Ни слезинки. Очевидно, это его мать.

— Вы знаете… что случилось? — прошептала я, до мозга костей продрогнув от смерти, подавленного гнева и горя женщин.

Та, что помоложе, обернулась ко мне, и на лице ее отразилась какая-то даже жалость, а может быть, презрение.

— А вы разве не знаете, миссис? — спросила она. — Так-таки и не знаете? — Я покачала головой, но она мне не поверила. — Тогда вам стоит заглянуть к нам, — продолжила она на пределе громкости и грубости. — У нас этого добра полно. — Ее взгляд стал жестче; что-то в ней изменилось. Она засмеялась, точнее, залаяла. — Действительно не знаете? Так ведь его раздавила Скеффингтонова дочурка.
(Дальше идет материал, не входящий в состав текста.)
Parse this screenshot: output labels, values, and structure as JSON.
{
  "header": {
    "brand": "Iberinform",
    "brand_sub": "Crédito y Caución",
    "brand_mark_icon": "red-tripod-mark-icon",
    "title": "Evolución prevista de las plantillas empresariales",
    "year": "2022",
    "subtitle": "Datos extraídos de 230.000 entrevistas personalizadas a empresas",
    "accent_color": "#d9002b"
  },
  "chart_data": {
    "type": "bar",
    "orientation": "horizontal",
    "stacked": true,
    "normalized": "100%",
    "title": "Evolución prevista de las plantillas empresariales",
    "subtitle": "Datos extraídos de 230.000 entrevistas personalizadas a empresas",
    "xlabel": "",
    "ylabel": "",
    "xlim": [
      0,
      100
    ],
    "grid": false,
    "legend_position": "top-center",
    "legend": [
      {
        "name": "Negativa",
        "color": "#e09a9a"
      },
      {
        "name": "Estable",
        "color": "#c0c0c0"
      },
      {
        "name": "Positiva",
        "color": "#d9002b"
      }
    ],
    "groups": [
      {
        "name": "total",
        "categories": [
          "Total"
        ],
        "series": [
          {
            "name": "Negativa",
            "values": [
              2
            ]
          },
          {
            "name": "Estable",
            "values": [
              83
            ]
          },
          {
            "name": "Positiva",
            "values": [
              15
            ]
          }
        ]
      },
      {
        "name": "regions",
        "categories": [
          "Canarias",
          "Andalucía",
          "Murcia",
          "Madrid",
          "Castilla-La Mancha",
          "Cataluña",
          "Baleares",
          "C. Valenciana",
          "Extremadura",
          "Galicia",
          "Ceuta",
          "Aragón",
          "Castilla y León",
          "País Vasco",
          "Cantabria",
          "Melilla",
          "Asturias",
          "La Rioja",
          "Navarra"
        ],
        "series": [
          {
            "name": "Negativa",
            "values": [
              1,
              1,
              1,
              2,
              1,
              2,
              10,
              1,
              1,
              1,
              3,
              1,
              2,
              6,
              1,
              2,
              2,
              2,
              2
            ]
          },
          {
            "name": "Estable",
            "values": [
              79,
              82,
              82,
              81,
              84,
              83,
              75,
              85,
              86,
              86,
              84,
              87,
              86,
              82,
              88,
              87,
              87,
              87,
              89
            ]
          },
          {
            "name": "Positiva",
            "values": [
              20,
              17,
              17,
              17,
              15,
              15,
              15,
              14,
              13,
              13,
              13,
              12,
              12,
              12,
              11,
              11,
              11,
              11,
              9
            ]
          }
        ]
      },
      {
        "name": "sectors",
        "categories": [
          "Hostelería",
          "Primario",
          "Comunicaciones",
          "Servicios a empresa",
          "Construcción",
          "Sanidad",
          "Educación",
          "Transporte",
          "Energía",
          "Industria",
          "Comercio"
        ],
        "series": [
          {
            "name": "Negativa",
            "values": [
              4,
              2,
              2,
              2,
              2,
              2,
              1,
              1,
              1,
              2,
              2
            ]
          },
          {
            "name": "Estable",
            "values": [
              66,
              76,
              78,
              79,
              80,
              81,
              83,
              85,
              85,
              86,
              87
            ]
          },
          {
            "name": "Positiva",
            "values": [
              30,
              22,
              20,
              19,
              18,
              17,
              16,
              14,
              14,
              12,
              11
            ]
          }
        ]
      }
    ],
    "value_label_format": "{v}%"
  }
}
Что, не верится? — И поскольку я не отвечала, а только изумленно смотрела на нее, она отвернулась и пробормотала: — Спросите своего отца. Уж он-то знает.

От ее слов у меня мурашки побежали по коже, но я подумала, может, она так говорит из-за того, что я не смогла спасти ее брата. Я положила руку на плечо матери. Оно дрожало.

— Вы хотите похоронить его здесь? — спросила я. Мать покачала головой. Говорить она не могла, но, изо всех сил пытаясь не дать вырваться своему горю, наотрез отказывалась от похорон в церкви Святого Стефана. — Я могу дать вам денег? — Она еще раз отрицательно покачала головой. — Позвольте, я велю отнести его к вашему дому? — Она сначала кивнула, но затем опять замотала головой.

Потом она закрыла грубыми руками сухие глаза и какое-то время стояла так в раздумье. Я вспомнила — они не хотели звать священника, не хотели последнего причастия. Значит, не захотят и католических похорон. До меня медленно начинало доходить. По всей видимости, они еретики. Должно быть, его пытали и вышвырнули на улицу. Его пытали, заставляя выдать свою семью. Вероятно, им опасно показываться дома. Мать не знала, куда идти.

— Мы возьмем его с собой, — сказала она наконец, решительно распрямляя плечи и прилаживаясь к грузу.

Спорить с ней было бесполезно. Она знала, на что идет. Я могла лишь попытаться облегчить им физическую боль.

— Сначала вам нужно перевязать руки, — проговорила я твердо. — Так вы его не донесете.

И прежде чем она успела мне возразить, я почти бегом бросилась по двору, на кухню, даже не взглянув на кормилицу, мирно укачивавшую маленького Томми у камина. Гоня от себя черные мысли о том, что будет, если кто-то перенесет его к моей двери в таком состоянии, я бросилась в кладовку, схватила два ломтя сыра, зажала его булками, завернула их в какую-то тряпку, взяла бутылку слабого пива и самых чистых тряпок для перевязки ран. Когда я зашла в кабинет за успокоительной мазью, у меня уже не хватало рук, но я боялась, что женщины уйдут.

Они, однако, ждали, неотрывно глядя на погибшего сына и брата, или кем он им там приходился. Их нездешние лица не изменили выражения. Они снова закутали его в одеяло — теперь оно уже служило саваном, — как будто там, куда он направлялся, требовалось тепло. Они позволили промыть им руки, втереть мазь и перевязать раны разодранными на полоски тряпками. Порезы и волдыри исчезли под чистыми, теплыми, белыми повязками. Они смотрели, как я укладываю еду в узел, чтобы его можно было закинуть за спину. Старшая женщина даже заглянула мне в глаза.